Atlas
A small trusted-network recommender that turns saved places and friend signals into explainable local suggestions.
What I Built
Atlas is a trusted-network place recommender. Users can import saved places, share them inside a small private circle, and ask for recommendations that are grounded in group context instead of anonymous public ratings alone.
The app is intentionally narrow: it is for people who trust each other’s taste, not for building another public review network.
Why It Matters
Most local recommendation products optimize for popularity. That is useful for some decisions, but not for “where would people like me actually go?” A friend’s saved places, repeat visits, notes, and neighborhood patterns can be more useful than a star average from strangers.
The product bet behind Atlas is that small-group context can make recommendation systems feel more personal and more accountable.
Product And Technical Decisions
Atlas uses a single Express server for API routes, authentication, SQLite persistence, Google Places lookups, and OpenRouter calls. The React client is served from the same backend in production, which keeps deployment simple on the shared VPS.
The import flow accepts Google Takeout place data, normalizes it, removes duplicates, and maps places into a shared circle. That import step matters because the system is only useful if users can bring their existing history with low effort.
The recommendation engine assembles structured context before calling the model:
- Taste profile insights, including category affinity and city patterns.
- Social proof from the user’s circle.
- Place-level context from saved metrics and Google Places data.
- Constraints that block prompt-injection attempts and system-prompt leakage.
AI System Design
The model is used for synthesis, not as the source of truth.
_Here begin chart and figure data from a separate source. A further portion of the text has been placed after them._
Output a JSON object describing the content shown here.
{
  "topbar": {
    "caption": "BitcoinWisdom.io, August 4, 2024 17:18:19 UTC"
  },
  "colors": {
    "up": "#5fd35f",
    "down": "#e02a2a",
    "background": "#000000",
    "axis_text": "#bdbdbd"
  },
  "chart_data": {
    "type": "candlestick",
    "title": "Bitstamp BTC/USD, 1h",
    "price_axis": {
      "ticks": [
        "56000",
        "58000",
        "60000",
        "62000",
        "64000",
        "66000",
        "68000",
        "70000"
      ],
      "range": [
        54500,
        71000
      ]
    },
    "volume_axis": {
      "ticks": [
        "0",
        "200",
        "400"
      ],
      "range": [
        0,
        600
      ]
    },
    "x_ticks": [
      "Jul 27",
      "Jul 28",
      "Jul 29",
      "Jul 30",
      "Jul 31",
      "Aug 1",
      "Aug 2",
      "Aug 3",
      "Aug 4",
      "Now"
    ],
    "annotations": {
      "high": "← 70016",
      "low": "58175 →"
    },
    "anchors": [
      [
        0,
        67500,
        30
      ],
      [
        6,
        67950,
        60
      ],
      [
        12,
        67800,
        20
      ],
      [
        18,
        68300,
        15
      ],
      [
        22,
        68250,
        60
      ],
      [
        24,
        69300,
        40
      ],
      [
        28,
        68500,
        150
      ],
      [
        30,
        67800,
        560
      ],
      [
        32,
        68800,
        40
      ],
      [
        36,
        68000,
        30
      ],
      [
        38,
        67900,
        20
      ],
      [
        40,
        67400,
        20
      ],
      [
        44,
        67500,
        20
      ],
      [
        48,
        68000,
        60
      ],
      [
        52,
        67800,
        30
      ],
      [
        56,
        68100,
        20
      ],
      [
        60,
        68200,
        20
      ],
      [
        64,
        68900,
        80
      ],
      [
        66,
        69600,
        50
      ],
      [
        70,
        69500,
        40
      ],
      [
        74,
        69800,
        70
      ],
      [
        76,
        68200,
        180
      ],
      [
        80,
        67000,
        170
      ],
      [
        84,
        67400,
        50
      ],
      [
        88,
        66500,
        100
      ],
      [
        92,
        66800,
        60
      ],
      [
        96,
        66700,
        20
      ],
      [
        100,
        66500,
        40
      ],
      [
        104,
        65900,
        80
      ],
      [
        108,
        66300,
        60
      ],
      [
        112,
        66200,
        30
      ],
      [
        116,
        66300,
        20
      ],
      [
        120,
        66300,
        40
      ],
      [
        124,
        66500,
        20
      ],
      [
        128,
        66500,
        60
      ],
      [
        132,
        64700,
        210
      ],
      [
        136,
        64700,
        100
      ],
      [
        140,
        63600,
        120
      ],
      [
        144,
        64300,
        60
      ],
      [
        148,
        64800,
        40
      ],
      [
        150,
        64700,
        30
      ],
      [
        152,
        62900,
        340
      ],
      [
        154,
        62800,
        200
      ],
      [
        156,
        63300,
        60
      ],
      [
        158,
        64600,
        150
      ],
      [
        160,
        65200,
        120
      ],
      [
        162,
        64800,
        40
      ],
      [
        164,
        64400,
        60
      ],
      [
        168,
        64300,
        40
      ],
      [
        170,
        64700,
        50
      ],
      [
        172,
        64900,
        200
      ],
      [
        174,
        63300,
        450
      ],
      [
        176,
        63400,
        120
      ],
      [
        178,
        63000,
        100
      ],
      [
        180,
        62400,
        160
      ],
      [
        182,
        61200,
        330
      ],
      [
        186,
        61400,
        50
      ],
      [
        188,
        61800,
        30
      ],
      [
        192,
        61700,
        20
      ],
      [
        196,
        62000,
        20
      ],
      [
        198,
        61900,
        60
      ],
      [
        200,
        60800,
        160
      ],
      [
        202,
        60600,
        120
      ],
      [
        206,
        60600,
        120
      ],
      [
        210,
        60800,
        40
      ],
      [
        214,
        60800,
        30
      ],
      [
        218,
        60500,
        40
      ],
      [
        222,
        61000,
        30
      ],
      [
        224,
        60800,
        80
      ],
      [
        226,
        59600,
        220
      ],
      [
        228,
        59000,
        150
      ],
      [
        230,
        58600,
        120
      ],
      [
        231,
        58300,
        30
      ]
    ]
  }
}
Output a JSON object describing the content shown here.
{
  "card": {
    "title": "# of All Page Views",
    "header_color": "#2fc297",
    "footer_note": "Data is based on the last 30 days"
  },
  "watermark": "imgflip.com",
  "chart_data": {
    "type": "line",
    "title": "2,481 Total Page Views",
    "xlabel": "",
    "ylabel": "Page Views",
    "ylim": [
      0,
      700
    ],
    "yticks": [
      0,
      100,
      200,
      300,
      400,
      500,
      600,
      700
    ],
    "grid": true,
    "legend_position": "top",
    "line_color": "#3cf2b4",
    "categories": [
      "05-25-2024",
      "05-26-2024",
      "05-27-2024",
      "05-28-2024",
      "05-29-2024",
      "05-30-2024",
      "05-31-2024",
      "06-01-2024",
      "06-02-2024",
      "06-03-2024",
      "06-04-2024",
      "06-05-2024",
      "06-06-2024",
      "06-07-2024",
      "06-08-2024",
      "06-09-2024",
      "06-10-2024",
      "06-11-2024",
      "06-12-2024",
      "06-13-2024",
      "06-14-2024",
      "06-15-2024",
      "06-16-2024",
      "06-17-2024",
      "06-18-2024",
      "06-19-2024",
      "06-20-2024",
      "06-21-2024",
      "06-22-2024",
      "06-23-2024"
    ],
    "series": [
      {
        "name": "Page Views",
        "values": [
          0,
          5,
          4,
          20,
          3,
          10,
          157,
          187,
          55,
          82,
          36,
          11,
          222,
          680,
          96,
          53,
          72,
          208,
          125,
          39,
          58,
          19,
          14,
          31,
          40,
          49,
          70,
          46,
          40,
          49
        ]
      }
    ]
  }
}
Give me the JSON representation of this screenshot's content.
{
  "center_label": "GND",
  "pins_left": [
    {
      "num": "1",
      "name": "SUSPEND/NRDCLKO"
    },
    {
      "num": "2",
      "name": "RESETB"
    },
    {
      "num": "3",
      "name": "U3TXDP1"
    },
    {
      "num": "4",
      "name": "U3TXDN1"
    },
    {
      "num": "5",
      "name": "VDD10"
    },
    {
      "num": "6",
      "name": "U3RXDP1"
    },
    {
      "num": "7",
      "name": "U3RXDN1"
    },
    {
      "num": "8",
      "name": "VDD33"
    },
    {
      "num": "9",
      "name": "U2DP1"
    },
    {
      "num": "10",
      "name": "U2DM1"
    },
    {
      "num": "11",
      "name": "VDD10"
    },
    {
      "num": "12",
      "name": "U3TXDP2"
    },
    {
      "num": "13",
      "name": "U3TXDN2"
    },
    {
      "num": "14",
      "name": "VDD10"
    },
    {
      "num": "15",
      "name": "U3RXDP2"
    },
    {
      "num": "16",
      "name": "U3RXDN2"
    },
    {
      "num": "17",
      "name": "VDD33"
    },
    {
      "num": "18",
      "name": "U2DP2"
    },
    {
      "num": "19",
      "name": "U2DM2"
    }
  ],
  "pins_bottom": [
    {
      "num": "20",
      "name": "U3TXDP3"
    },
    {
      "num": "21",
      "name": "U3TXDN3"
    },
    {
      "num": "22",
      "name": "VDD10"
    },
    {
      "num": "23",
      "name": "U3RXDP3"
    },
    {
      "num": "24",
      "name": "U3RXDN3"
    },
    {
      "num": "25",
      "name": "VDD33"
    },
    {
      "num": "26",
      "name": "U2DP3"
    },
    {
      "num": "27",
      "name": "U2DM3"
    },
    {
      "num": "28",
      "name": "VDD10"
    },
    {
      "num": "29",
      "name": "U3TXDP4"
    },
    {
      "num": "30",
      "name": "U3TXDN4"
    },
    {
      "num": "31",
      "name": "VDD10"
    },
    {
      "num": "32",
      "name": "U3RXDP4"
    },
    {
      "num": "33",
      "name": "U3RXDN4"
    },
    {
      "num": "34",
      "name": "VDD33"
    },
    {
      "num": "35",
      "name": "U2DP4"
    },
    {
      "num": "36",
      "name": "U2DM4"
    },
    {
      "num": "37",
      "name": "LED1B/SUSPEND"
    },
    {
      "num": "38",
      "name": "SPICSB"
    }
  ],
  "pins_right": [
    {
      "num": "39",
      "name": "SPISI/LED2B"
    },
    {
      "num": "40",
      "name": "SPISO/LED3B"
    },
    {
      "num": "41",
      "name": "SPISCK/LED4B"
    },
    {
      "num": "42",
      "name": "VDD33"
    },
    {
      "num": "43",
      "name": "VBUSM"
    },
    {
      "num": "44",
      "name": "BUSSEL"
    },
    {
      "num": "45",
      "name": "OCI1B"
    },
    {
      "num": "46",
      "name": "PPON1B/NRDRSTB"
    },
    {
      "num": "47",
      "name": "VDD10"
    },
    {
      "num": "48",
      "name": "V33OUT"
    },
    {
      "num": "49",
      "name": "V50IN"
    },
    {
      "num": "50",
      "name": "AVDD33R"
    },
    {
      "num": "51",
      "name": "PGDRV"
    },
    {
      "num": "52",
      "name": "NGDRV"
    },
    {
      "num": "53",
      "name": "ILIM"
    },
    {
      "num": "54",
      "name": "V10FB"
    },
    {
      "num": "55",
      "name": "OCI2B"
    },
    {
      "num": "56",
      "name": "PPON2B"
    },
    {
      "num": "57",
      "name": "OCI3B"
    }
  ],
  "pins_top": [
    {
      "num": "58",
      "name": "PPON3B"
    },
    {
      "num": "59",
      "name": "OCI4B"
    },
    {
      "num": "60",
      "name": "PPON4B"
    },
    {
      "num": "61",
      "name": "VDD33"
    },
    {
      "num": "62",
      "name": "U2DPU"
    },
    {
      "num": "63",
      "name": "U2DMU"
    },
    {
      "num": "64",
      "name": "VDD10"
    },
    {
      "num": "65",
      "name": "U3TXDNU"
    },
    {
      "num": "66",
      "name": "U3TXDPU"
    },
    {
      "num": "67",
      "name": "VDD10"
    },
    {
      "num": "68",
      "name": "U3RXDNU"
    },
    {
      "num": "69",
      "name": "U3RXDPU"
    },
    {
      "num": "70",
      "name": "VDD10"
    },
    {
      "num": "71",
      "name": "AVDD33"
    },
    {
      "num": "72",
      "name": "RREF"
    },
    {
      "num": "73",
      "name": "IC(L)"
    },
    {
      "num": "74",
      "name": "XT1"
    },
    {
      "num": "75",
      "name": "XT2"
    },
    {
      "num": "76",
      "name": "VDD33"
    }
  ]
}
Place facts, user saves, circle context, and review signals are assembled first. The model then writes a recommendation explanation that should be traceable to those inputs.
That distinction is important: the product should not invent taste. It should explain why a place fits based on available evidence.
Evidence / Outcomes
- Live at atlas.patonpoints.com.
- Deployed with PM2 and Nginx on the same Hostinger VPS as the other PatOnPoints properties.
- Supports Google Takeout import, place matching, shared-circle context, and LLM-generated recommendation rationale.
- Uses scoped invite-only data rather than a public social graph.
What I Would Improve Next
The next step is an eval loop for recommendation quality: sample user profiles, expected recommendation traits, rejected examples, and a simple rubric for whether each explanation is specific, grounded, and useful. I would also measure where users get stuck in the import flow.